Wed 17 Nov 1999
Space: The Ultimate Prize
Posted by Dennis Polhill under Opinion Editorials
1 Comment
Opinion Editorial
By Dennis Polhill
At no cost to taxpayers space technology is making its greatest strides since completion of the Apollo Mission. And the result may turn Colorado into the world’s space shuttle capital.
Since its creation in 1958 NASA continues to spend over $13 billion of taxpayer money annually. NASA has had many great successes. But the space shuttle has failed to reduce the cost of access to space via reusable launch technology. Each launch costs taxpayers close to $500,000,000. The space shuttle does allow the purchase of on-board lockers for conducting in-space experiments, but scheduling backlogs mean delays of years. Budget constraints are likely to yield fewer future launches. Recently asked what it would take to return to the moon, NASA responded by stating, 20 years. Those old enough, recall in the 1960s that the task took only 10 years when there was no experience and no technology to achieve it. NASA has evolved into a bureaucracy.
In July 1996 a group of Saint Louis business people put up $10,000,000 to fund the X Prize. The prize will be awarded to the private group that launches a reusable launch vehicle into space two times within fourteen days. Sixteen teams registered to compete. Pioneer Rocket Plane of Lakewood, Colorado is one of the contestants.

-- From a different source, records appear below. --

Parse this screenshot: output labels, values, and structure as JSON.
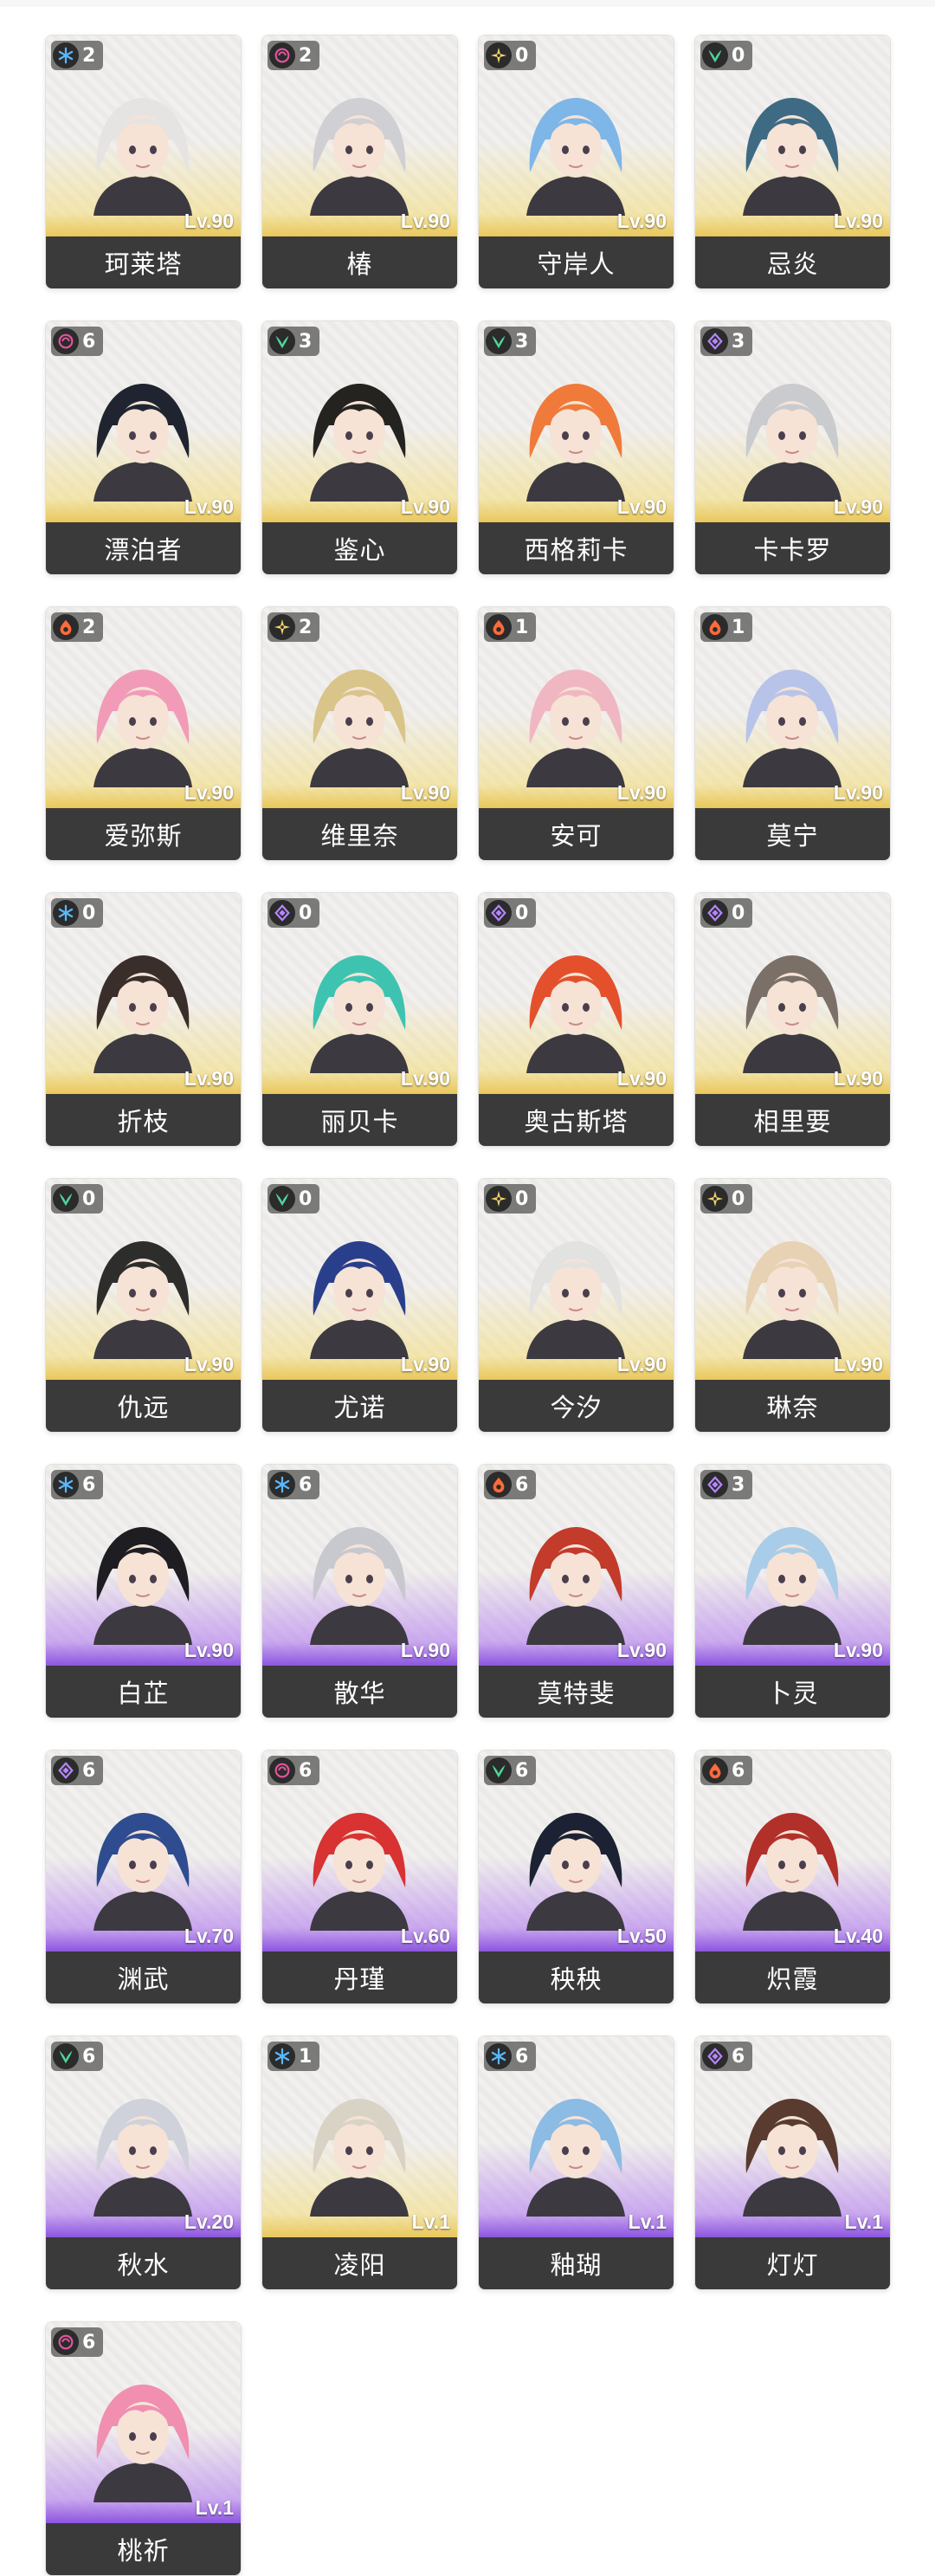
{
  "elements": {
    "glacio": {
      "icon": "glacio-element-icon",
      "color": "#5ab8ff"
    },
    "havoc": {
      "icon": "havoc-element-icon",
      "color": "#e0559c"
    },
    "spectro": {
      "icon": "spectro-element-icon",
      "color": "#f2d36b"
    },
    "aero": {
      "icon": "aero-element-icon",
      "color": "#4fd69a"
    },
    "fusion": {
      "icon": "fusion-element-icon",
      "color": "#ff6a3a"
    },
    "electro": {
      "icon": "electro-element-icon",
      "color": "#b486ff"
    }
  },
  "rarity_colors": {
    "gold": "#e9c85a",
    "purple": "#8d55e0"
  },
  "characters": [
    {
      "name": "珂莱塔",
      "element": "glacio",
      "dupes": "2",
      "level": "Lv.90",
      "rarity": "gold",
      "hair": "#e6e3e3"
    },
    {
      "name": "椿",
      "element": "havoc",
      "dupes": "2",
      "level": "Lv.90",
      "rarity": "gold",
      "hair": "#cfcfd4"
    },
    {
      "name": "守岸人",
      "element": "spectro",
      "dupes": "0",
      "level": "Lv.90",
      "rarity": "gold",
      "hair": "#7eb6e8"
    },
    {
      "name": "忌炎",
      "element": "aero",
      "dupes": "0",
      "level": "Lv.90",
      "rarity": "gold",
      "hair": "#3f6a84"
    },
    {
      "name": "漂泊者",
      "element": "havoc",
      "dupes": "6",
      "level": "Lv.90",
      "rarity": "gold",
      "hair": "#1f2430"
    },
    {
      "name": "鉴心",
      "element": "aero",
      "dupes": "3",
      "level": "Lv.90",
      "rarity": "gold",
      "hair": "#24231f"
    },
    {
      "name": "西格莉卡",
      "element": "aero",
      "dupes": "3",
      "level": "Lv.90",
      "rarity": "gold",
      "hair": "#f07a3a"
    },
    {
      "name": "卡卡罗",
      "element": "electro",
      "dupes": "3",
      "level": "Lv.90",
      "rarity": "gold",
      "hair": "#c9cbcf"
    },
    {
      "name": "爱弥斯",
      "element": "fusion",
      "dupes": "2",
      "level": "Lv.90",
      "rarity": "gold",
      "hair": "#f29bb8"
    },
    {
      "name": "维里奈",
      "element": "spectro",
      "dupes": "2",
      "level": "Lv.90",
      "rarity": "gold",
      "hair": "#d9c48a"
    },
    {
      "name": "安可",
      "element": "fusion",
      "dupes": "1",
      "level": "Lv.90",
      "rarity": "gold",
      "hair": "#f0b7c2"
    },
    {
      "name": "莫宁",
      "element": "fusion",
      "dupes": "1",
      "level": "Lv.90",
      "rarity": "gold",
      "hair": "#b8c3ea"
    },
    {
      "name": "折枝",
      "element": "glacio",
      "dupes": "0",
      "level": "Lv.90",
      "rarity": "gold",
      "hair": "#3a2e2a"
    },
    {
      "name": "丽贝卡",
      "element": "electro",
      "dupes": "0",
      "level": "Lv.90",
      "rarity": "gold",
      "hair": "#3ec3b1"
    },
    {
      "name": "奥古斯塔",
      "element": "electro",
      "dupes": "0",
      "level": "Lv.90",
      "rarity": "gold",
      "hair": "#e4502c"
    },
    {
      "name": "相里要",
      "element": "electro",
      "dupes": "0",
      "level": "Lv.90",
      "rarity": "gold",
      "hair": "#7b7068"
    },
    {
      "name": "仇远",
      "element": "aero",
      "dupes": "0",
      "level": "Lv.90",
      "rarity": "gold",
      "hair": "#2d2e2b"
    },
    {
      "name": "尤诺",
      "element": "aero",
      "dupes": "0",
      "level": "Lv.90",
      "rarity": "gold",
      "hair": "#2a3f8c"
    },
    {
      "name": "今汐",
      "element": "spectro",
      "dupes": "0",
      "level": "Lv.90",
      "rarity": "gold",
      "hair": "#e2e2e0"
    },
    {
      "name": "琳奈",
      "element": "spectro",
      "dupes": "0",
      "level": "Lv.90",
      "rarity": "gold",
      "hair": "#e8d2b4"
    },
    {
      "name": "白芷",
      "element": "glacio",
      "dupes": "6",
      "level": "Lv.90",
      "rarity": "purple",
      "hair": "#1d1d22"
    },
    {
      "name": "散华",
      "element": "glacio",
      "dupes": "6",
      "level": "Lv.90",
      "rarity": "purple",
      "hair": "#c8c8cf"
    },
    {
      "name": "莫特斐",
      "element": "fusion",
      "dupes": "6",
      "level": "Lv.90",
      "rarity": "purple",
      "hair": "#c23b2b"
    },
    {
      "name": "卜灵",
      "element": "electro",
      "dupes": "3",
      "level": "Lv.90",
      "rarity": "purple",
      "hair": "#a9cde8"
    },
    {
      "name": "渊武",
      "element": "electro",
      "dupes": "6",
      "level": "Lv.70",
      "rarity": "purple",
      "hair": "#2e4c8f"
    },
    {
      "name": "丹瑾",
      "element": "havoc",
      "dupes": "6",
      "level": "Lv.60",
      "rarity": "purple",
      "hair": "#d83232"
    },
    {
      "name": "秧秧",
      "element": "aero",
      "dupes": "6",
      "level": "Lv.50",
      "rarity": "purple",
      "hair": "#1c2234"
    },
    {
      "name": "炽霞",
      "element": "fusion",
      "dupes": "6",
      "level": "Lv.40",
      "rarity": "purple",
      "hair": "#b2302a"
    },
    {
      "name": "秋水",
      "element": "aero",
      "dupes": "6",
      "level": "Lv.20",
      "rarity": "purple",
      "hair": "#cfd2da"
    },
    {
      "name": "凌阳",
      "element": "glacio",
      "dupes": "1",
      "level": "Lv.1",
      "rarity": "gold",
      "hair": "#d9d3c6"
    },
    {
      "name": "釉瑚",
      "element": "glacio",
      "dupes": "6",
      "level": "Lv.1",
      "rarity": "purple",
      "hair": "#8cbbe4"
    },
    {
      "name": "灯灯",
      "element": "electro",
      "dupes": "6",
      "level": "Lv.1",
      "rarity": "purple",
      "hair": "#5a3b30"
    },
    {
      "name": "桃祈",
      "element": "havoc",
      "dupes": "6",
      "level": "Lv.1",
      "rarity": "purple",
      "hair": "#f08fb0"
    }
  ]
}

To succeed a new technological approach is needed. At $10,000 per pound old technology is too expensive. The first stage of a three-stage rocket gets a payload only to about 100,000 feet altitude and consuming about 70% of the launch cost. Because air is a compressible fluid, it is heaviest near the surface of the earth and hard to move through. The new approaches use many different means to reach altitude before launching into space. Expectations are that the X Prize will be awarded before 2002 and launch costs will decline by as much as 90%. At $1,000 per pound dozens of new space markets will open from tourism and medical treatments to the manufacture of faster computer chips and better pharmaceuticals. The human race will experience a quality of life paradigm shift at least as significant as the invention of the microcomputer.
From a public policy perspective, the inevitable paradigm shift is less relevant than the leverage a few visionaries have exercised to motivate the change. There is no financial risk because the prize is not paid out unless and until there is success. In addition results are achieved for less than 0.1% of NASAs annual budget. The startling contrast deserves a closer look.
The notion of a prize being awarded to someone who successfully advances technology is not new. In 1714 maritime navigation was revolutionized 20 years after the British Parliament offered a 20,000 pound prize for development of an accurate clock that could be used at sea.
The December 1986 around the earth non-stop non-refueled flight by Voyager won $1,000,000. The Voyager was designed, constructed and flown by 2 innovators at a cost of $5,000,000. Design-only by one of the giant aerospace firms has been estimated at 20 times that amount.
Possibly, the most historically famous prize was the Orteig Prize. Raymond Orteig, a New York hotel entrepreneur, offered $25,000 in 1919 to the first team to fly an airplane from New York to Paris non-stop. The prize motivated numerous teams to compete. Together they spent about $400,000 to develop their respective approaches. The team lead by Charles Lindbergh succeeded on May 21, 1927. Lindberghs $25,000 cost was offset by the winnings. Orteig succeeded in stimulating 16 times as much research as he directly funded and automatically aligned himself with the winning technology and limited his financial exposure. Theoretically, he could have chosen to back Lindbergh directly instead of offering the prize, but then he would have had to decide in advance which technology held the best prospect of success and Lindberghs incentive to make his approach work cheaply and quickly would have been diminished. Because Lindberghs was not the most likely to succeed at the onset, it is likely that Orteig would have chosen another and the succeeding technology would not have been so quickly discovered.
In 20th century America hundreds of prizes have been offered. Most have been in the aerospace field. But to apply the prize idea to other technological fields such as environmental protection, environmental clean up, reusable energy, fuel cells, cleaner automobiles, traffic congestion, and many more all that is needed is leadership and will.
When government research labs consume taxpayer money like fuel on a campfire, at some point the question needs to be raised, can we achieve more with less?